In speaking of the unalloyed, direct knowing of profound emptiness, the Buddha said, "Oh, Bhikkus, (mendicants) there is the unborn and the unconditioned. Here the four elements of earth, air, water, and fire have no place. The notions of length and breadth, the subtle and the gross, good and evil, name and form are altogether destroyed. Neither this world nor the other, no coming, going or standing, neither death nor birth, nor sense objects are to be found here."

In our human lives, experiencing this kind of profound emptiness means that like a candle flame gets blown out, our separateness and suffering are blown out. Not our capacity for love, or kindness, or clear seeing, or relationships, or work, or choosing soy ice cream in the grocery store over the dairy kind.

And the experience of this profound, liberating emptiness isn't meant only for those who lived long ago in far away places, sitting in caves and at the roots of trees. It is beckoning right here and now. I thought of that right away when looking at Joan Konner's book, You Don't Have to Be Buddhist to Know Nothing: An Illustrious Collection of Thoughts on Naught.

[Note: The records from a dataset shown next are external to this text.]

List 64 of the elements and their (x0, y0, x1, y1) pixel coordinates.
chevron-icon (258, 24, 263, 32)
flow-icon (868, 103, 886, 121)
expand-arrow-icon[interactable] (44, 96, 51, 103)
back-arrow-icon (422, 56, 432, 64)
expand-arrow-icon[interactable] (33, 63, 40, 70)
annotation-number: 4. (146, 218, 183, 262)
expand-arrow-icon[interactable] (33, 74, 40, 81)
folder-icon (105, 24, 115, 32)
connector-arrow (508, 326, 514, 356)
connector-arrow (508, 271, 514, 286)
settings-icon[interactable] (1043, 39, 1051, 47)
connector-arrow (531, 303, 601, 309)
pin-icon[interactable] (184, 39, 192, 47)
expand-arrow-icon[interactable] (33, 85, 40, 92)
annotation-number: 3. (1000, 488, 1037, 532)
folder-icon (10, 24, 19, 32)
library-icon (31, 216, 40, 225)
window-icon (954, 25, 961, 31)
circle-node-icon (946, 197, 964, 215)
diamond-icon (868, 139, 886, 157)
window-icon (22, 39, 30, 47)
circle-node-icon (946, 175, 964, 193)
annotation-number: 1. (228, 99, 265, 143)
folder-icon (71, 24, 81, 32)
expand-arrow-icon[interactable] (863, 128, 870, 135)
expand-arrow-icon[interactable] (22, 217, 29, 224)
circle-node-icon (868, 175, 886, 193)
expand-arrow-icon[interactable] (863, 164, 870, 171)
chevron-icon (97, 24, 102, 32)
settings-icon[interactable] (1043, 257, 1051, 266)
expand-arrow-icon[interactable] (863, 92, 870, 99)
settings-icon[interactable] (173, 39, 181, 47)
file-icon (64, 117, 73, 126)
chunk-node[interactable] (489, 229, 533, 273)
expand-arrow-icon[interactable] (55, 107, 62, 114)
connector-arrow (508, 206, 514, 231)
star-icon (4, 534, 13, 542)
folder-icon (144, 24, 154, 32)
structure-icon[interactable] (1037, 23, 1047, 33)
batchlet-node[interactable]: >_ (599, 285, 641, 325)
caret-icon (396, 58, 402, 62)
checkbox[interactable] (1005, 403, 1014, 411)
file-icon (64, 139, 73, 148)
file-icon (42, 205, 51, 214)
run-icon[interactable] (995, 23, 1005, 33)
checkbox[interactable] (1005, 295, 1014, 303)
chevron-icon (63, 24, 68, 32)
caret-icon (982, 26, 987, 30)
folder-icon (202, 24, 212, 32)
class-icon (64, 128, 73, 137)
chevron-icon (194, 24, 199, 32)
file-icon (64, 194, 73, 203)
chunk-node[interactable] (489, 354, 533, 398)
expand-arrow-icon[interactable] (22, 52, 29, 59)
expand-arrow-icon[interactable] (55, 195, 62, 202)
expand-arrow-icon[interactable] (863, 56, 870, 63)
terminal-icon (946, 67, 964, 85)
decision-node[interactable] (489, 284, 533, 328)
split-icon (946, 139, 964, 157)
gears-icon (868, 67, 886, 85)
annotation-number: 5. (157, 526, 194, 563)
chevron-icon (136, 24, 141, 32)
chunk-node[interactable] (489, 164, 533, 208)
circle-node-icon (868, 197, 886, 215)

I first met Joan when she was working on the Mystery of Love, a PBS documentary. From love to nothingness, in a few short years. That makes sense to me. In Buddhism we would say that when we perceive the transparency, the insubstantiality of life, we grow in wisdom. When we perceive relatedness within life, the interconnectedness, we grow in love. One never excludes the other.

In her book Joan has put together a collection of quotes from writers, philosophers, artists, musicians, poets, mystics and folks like the rest of us, all about, well, nothing. It is so much fun, along with being provocative and illuminating, to read. Everything is there, from Paul Valery, "God made everything out of nothing, but the nothingness shows through," to Emily Dickinson, " 'Nothing' is the force that renovates the World," to Oscar Wilde, "I love talking about nothing. It is the only thing I know anything about." Almost every page invited me to take a few risks in perception, and step out of the strictures of feeling this day to day reality as all too solid.

In our society we are taught to badly want this and want that. But no matter what we get, it is never enough because it doesn't last. So the search for new experiences goes on and on. We look for new intellectual experiences and sexual experiences and cosmic experiences. Over and over. We even see people willing to destroy their bodies, their minds and their loving relationships--destroy their lives--for a new experience.

Even if a pleasant experience could endure, we could not bear for it to go on and on. Who could watch the same movie over and over without wanting a break? Who could listen to a sweet sound that never stops? Yet commonly when we seek rest from one experience we do so, ironically, by seeking another. It is possible to find rest even from the constant tedium and pressure of changing experience through knowing the difference between bleakness and what is meant in Buddhism by emptiness.

May the consideration of nothing free you from anxiety, dread, and all unhappy things. It's right here.